NASA grant gives Oregon State more money for Mars research

NASA grant gives Oregon State more money for Mars research

EUGENE, Ore. - Oregon State University is the winner of another big grant from NASA for work that could put a human on Mars.

If a manned flight to Mars ever comes about, engineers will have to figure out a better way to get heat out of the spacecraft - a project that OSU engineers are working on.

Oregon State is the winner of a new $500-thousand grant from the space agency.

The award makes another point in the longstanding history between NASA and OSU. The University's research on the atmosphere of Mars played a huge role in the landing of the Mars rover.

Now, the engineers are tackling a new problem.

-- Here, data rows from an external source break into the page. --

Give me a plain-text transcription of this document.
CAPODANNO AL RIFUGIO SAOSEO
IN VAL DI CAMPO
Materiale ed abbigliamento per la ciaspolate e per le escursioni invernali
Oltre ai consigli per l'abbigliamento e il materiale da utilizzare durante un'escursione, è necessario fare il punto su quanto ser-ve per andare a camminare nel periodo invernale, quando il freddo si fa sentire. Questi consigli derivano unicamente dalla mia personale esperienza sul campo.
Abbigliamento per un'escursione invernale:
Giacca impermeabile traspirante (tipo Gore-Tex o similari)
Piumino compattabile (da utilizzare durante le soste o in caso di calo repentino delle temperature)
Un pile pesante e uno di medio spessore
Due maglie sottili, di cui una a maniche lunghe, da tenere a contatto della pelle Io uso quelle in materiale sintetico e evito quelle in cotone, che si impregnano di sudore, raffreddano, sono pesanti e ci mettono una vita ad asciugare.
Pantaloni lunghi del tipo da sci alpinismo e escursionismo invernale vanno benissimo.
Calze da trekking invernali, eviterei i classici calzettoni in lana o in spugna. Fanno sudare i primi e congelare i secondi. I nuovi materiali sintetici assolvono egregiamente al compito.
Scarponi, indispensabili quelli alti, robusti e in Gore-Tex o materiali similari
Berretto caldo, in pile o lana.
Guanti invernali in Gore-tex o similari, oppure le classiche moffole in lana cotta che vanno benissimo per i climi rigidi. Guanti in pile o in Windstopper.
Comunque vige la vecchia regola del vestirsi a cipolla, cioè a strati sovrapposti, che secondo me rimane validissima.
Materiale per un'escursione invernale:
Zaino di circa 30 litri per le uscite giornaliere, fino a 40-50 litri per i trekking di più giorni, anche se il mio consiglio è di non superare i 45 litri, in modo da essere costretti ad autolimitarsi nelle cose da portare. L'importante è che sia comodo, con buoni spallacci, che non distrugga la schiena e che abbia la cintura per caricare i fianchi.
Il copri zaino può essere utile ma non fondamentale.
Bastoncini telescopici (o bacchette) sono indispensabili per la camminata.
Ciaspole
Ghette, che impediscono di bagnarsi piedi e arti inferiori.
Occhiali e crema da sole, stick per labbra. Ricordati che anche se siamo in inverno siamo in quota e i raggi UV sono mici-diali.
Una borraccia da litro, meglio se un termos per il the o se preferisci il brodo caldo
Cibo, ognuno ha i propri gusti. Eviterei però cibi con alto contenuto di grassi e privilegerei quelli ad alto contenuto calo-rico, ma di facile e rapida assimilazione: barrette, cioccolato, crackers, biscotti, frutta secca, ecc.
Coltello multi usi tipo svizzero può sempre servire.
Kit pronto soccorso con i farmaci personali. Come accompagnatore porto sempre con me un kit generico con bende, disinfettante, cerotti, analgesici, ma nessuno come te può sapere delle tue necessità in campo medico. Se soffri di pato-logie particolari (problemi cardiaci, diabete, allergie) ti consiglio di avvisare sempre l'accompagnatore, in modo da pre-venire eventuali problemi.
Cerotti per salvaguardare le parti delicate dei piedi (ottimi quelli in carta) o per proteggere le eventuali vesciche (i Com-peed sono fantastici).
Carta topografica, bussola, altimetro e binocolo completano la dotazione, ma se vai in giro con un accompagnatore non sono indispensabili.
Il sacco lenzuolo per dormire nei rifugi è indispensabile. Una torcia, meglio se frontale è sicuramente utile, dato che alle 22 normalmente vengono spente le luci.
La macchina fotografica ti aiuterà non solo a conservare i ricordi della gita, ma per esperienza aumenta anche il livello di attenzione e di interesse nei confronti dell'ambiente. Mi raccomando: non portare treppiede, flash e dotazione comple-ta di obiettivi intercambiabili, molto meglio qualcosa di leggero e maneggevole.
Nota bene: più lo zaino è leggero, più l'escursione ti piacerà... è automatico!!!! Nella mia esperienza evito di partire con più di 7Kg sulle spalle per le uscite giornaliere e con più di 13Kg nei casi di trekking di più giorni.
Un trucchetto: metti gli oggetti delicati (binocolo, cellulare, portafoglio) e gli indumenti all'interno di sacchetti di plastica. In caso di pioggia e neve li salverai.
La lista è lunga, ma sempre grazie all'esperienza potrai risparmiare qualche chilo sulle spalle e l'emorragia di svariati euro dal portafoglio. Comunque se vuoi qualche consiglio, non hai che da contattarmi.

Associate professor of mechanical engineering, Vinod Narayanan, said that the root of the problems is the excessive heat generated in the spacecraft by computers, cameras, electronics, humans.

"It can become fairly hot for humans to exist in the spacecraft, so it's very important to dissipate the heat," explains Narayanan.

The old system depends on battery power and pumps.  Narayanan said it works -- but NASA has charged his team to find a better way.

They're inventing a new material for the cooling system that can sort of, sweat out the heat on its own, using much less power.

Reporter Tom Adams asked Narayanan, "Then more energy can be devoted to the computer and all the other systems?"

Vinod: "Exactly, yes, and this new system will do its job passively and reliably."

It's change that will be critical if and when a long, manned mission to Mars is tried.

Scientists say the technology can even help on a future Mars rover to allow for more instruments--more experiments.

"This concept, if it's developed to fruition, can be used in any spacecraft or even in the Mars rover that's currently on the Martian soil." added Narayanan.

Oregon State is collaborating with engineers at Auburn University (in Alabama) on this new research.